Our “Live Simply” series profiles experts in their fields who are helping people save themselves from their complicated, overscheduled, exhausting lives. Although the approaches are diverse, the end goal is the same: Less stress, more joy. Today, meet a doctor who specializes in integrative wellness at Miraval Spa, and find out why simple daily rituals are much more effective than complex approaches to health.
Dr. Jim Nicolai thinks that a lot of today’s ideas about health are out of whack.
“Medicine is focused on what’s wrong with you and not what’s right or how to get back into balance,” he says. The thoughtful doctor grew up wanting to be a coach. “As I looked into areas where I could guide people, health seemed like it gave me a lot of opportunities,” he says. “When you think of medicine as just treating disease, then it’s just drugs and surgical approaches. But if you think of medicine as a way to be and stay healthy, then sky’s the limit in terms of coaching people on how to get there and stay there.”
As the medical director of the Andrew Weil, M.D. Integrative Wellness Program at famed spa Miraval, Dr. Nicolai is all about simplifying our approach to health and wellness. “Health does not have to be complex or difficult to manage,” he says. “When we complicate our routines, we either chase our tails to get things done or we become so overwhelmed that we do nothing.” Sound familiar?
Dr. Nicolai’s new book, Integrative Wellness Rules: A Simple Guide to Healthy Living, focuses on what he calls “quick and dirty health tools”—everything from small ideas like tongue scraping, to larger efforts like more nutritious eating. “There are simple, doable, effective changes you can make that you can pop into your daily routine,” he says.
His most profound health discovery? Breathwalking. “I have a hard time meditating, even though I know it’s beneficial,” he admits. “Getting into that state of calm and logistically managing it just doesn’t come easy to me.” Dr. Nicolai realized that the only thing that quieted his mind was exercise, but he had to block off specific time for it and it didn’t quite get him into the “flow state” that meditation is known for. “I wanted to find a way to access that feeling of flow in real time so that I could use it immediately when I felt stressed,” he says. He knew that breathing and walking were two things he did regularly throughout the day. And both are key components of health. Combining them felt natural.
Dr. Nicolai concentrates on a breath rhythm of four in and four out. “You’re counting with steps—one, two, three, four—almost like you’re walking up stairs,” he says. “And you can do that anywhere, without anybody knowing.” As you synchronize your stride with your breath, the breathing becomes more like a wave. “Concentrating this way gets you out of your head, which is the simplest form of meditation,” says Dr. Nicolai. “We always beat ourselves up and say ‘I’m a bad meditator—I can’t clear my mind,’ but the true strength is to catch yourself losing focus and bring it back to your breath. This is even simpler when you’re walking.”

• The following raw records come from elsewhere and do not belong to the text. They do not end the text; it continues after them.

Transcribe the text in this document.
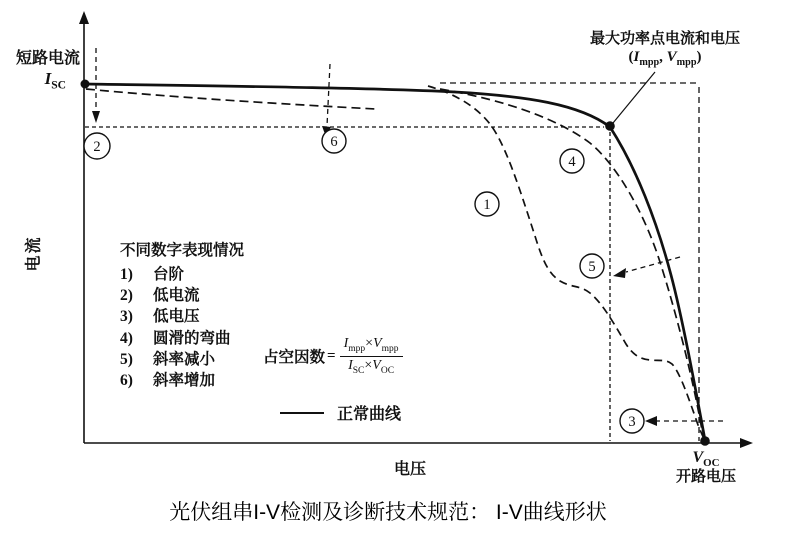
1
2
3
4
5
6
短路电流
$I_{SC}$
电流
电压
$V_{OC}$
开路电压
最大功率点电流和电压
($I_{mpp}$, $V_{mpp}$)
不同数字表现情况
1)	台阶
2)	低电流
3)	低电压
4)	圆滑的弯曲
5)	斜率减小
6)	斜率增加
占空因数 = $\frac{I_{mpp}\times V_{mpp}}{I_{SC}\times V_{OC}}$
正常曲线
光伏组串I-V检测及诊断技术规范： I-V曲线形状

The four-in, four-out breathing also ensures that your breath isn’t shallow—it’s fuller, deeper and more even than our regular breathing, and that helps the nervous system enter a state of active calm. “You can access this state at any time during the day,” says Dr. Nicolai. Did someone make you angry in a meeting? Take a lap around the office, bring it back to the breathing and settle your body’s reaction to that stress.
Breathwalking is just one example of how Dr. Nicolai is finding simpler ways to bring good health into our everyday. “You may not have time for a 45-minute meditation practice,” he says, “but you’ve gotta walk and you’ve gotta breathe.”

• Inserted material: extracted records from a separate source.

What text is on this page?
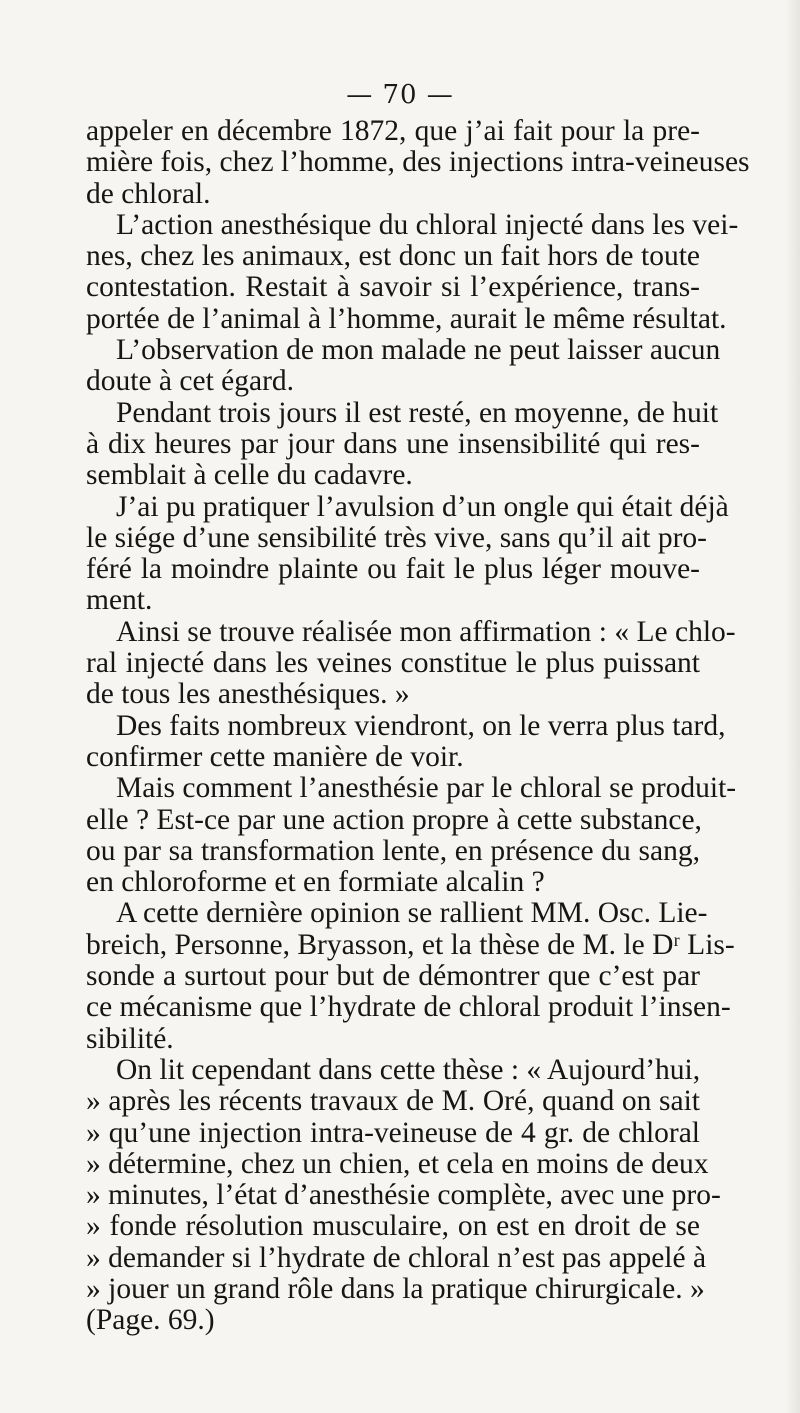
— 70 —
appeler en décembre 1872, que j’ai fait pour la pre-
mière fois, chez l’homme, des injections intra-veineuses
de chloral.
L’action anesthésique du chloral injecté dans les vei-
nes, chez les animaux, est donc un fait hors de toute
contestation. Restait à savoir si l’expérience, trans-
portée de l’animal à l’homme, aurait le même résultat.
L’observation de mon malade ne peut laisser aucun
doute à cet égard.
Pendant trois jours il est resté, en moyenne, de huit
à dix heures par jour dans une insensibilité qui res-
semblait à celle du cadavre.
J’ai pu pratiquer l’avulsion d’un ongle qui était déjà
le siége d’une sensibilité très vive, sans qu’il ait pro-
féré la moindre plainte ou fait le plus léger mouve-
ment.
Ainsi se trouve réalisée mon affirmation : « Le chlo-
ral injecté dans les veines constitue le plus puissant
de tous les anesthésiques. »
Des faits nombreux viendront, on le verra plus tard,
confirmer cette manière de voir.
Mais comment l’anesthésie par le chloral se produit-
elle ? Est-ce par une action propre à cette substance,
ou par sa transformation lente, en présence du sang,
en chloroforme et en formiate alcalin ?
A cette dernière opinion se rallient MM. Osc. Lie-
breich, Personne, Bryasson, et la thèse de M. le Dʳ Lis-
sonde a surtout pour but de démontrer que c’est par
ce mécanisme que l’hydrate de chloral produit l’insen-
sibilité.
On lit cependant dans cette thèse : « Aujourd’hui,
» après les récents travaux de M. Oré, quand on sait
» qu’une injection intra-veineuse de 4 gr. de chloral
» détermine, chez un chien, et cela en moins de deux
» minutes, l’état d’anesthésie complète, avec une pro-
» fonde résolution musculaire, on est en droit de se
» demander si l’hydrate de chloral n’est pas appelé à
» jouer un grand rôle dans la pratique chirurgicale. »
(Page. 69.)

Note that Dr. Nicolai didn’t say the changes are easy—but rather simple, meaning they can integrate into your day if you commit to them. He recommends seeking out people who are talking about these small changes (there are hundreds of them) and finding the ones that sound appealing. Try those. If something doesn’t work for you? “Drop it,” says Dr. Nicolai. “If there’s a component that doesn’t fit, it doesn’t get to be part of your life.” He notes that the key is to choose changes that are simple enough that you can say, “This is who I am and what I do.” Anything that doesn't fall into that category will be too complex—and too stressful—to maintain long term.
The rituals of our life propel us in a certain direction. Most of us have habits—ice cream after dinner, anyone?—that we didn’t necessarily choose mindfully but that are now deeply ingrained in our everyday. “When you choose to integrate a healthy habit or ritual into your life, that guides the momentum of your whole being towards health,” says Dr. Nicolai. So who’s up for some breathwalking?